Orally Administered Benidipine and Manidipine Prevent Ischemia-Reperfusion Injury in the Rat Heart

Abstract

Background: The present study was designed to investigate whether orally administered benidipine and manidipine protect the myocardium from ischemia-reperfusion injury. Methods and Results: Each drug (1, 3 or 10mg/kg) was administered orally once daily for 1 week. The isolated rat heart model (Langendorff perfusion) was used, and each heart was subjected to global ischemia at 37°C for 40 min followed by reperfusion. Post-ischemic recovery of left ventricular (LV) function (measured as developed pressure (LVDP), dP/dt max and end-diastolic pressure) was compared with a control group. Creatine kinase (CK) leakage was also measured. Post-ischemic recovery of LVDP and LV dP/dt max were significantly increased by 3 mg/kg benidipine (LVDP: 87.5±10.1 vs 64.6±11.9%; LV dP/dt max: 97.8±10.4 vs 70.2±15.7%; p<0.05).

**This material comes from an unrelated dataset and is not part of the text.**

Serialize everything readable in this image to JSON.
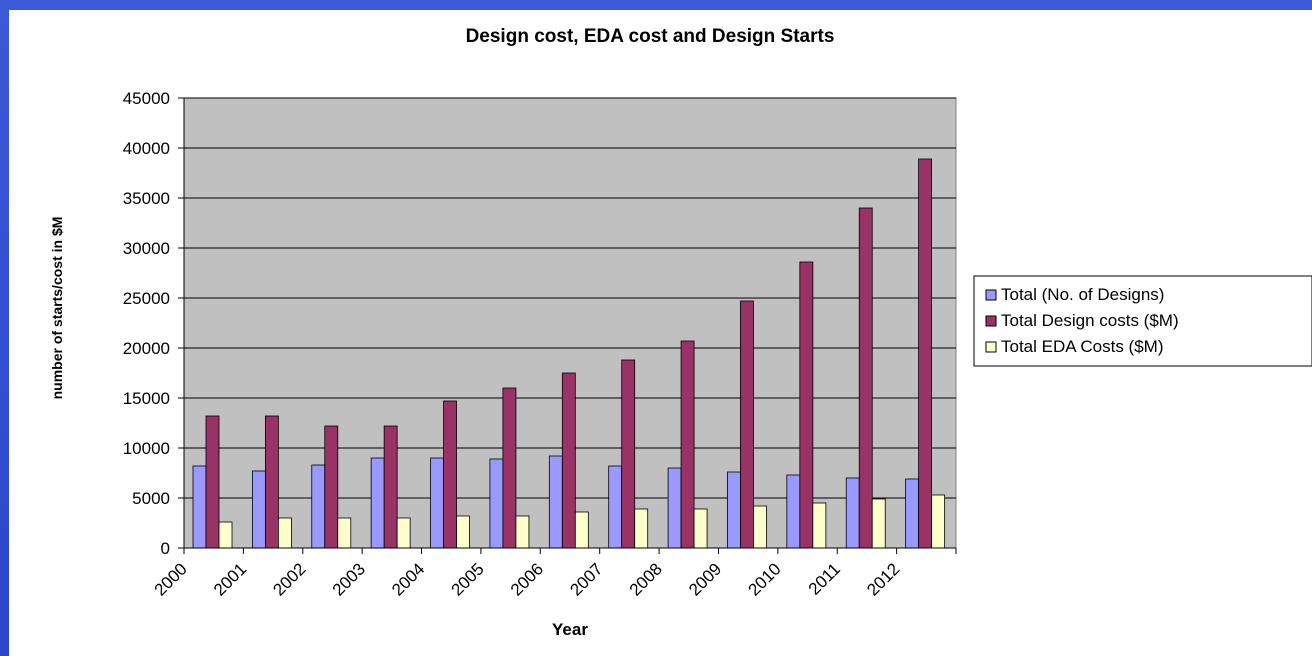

CK leakage was significantly lower than in the control group (39.4±7.5 vs 61.1±9.8 IU per 15 min per kg; p<0.05). Manidipine produced significant recoveries in LVDP and dP/dt max at a dose of 1 mg/kg (LVDP: 93.7±16.5% vs 53.4±9.5%; dP/dt max: 104.2±21.9% vs 55.5±15.5%; p<0.05). CK leakage was also significantly reduced at the same dose (50.0±18.3 vs 80.1±14.0 IU per 15 min per kg; p<0.05). Conclusions: Orally administered benidipine and manidipine exerted significant cardioprotective effects against ischemia-reperfusion injury.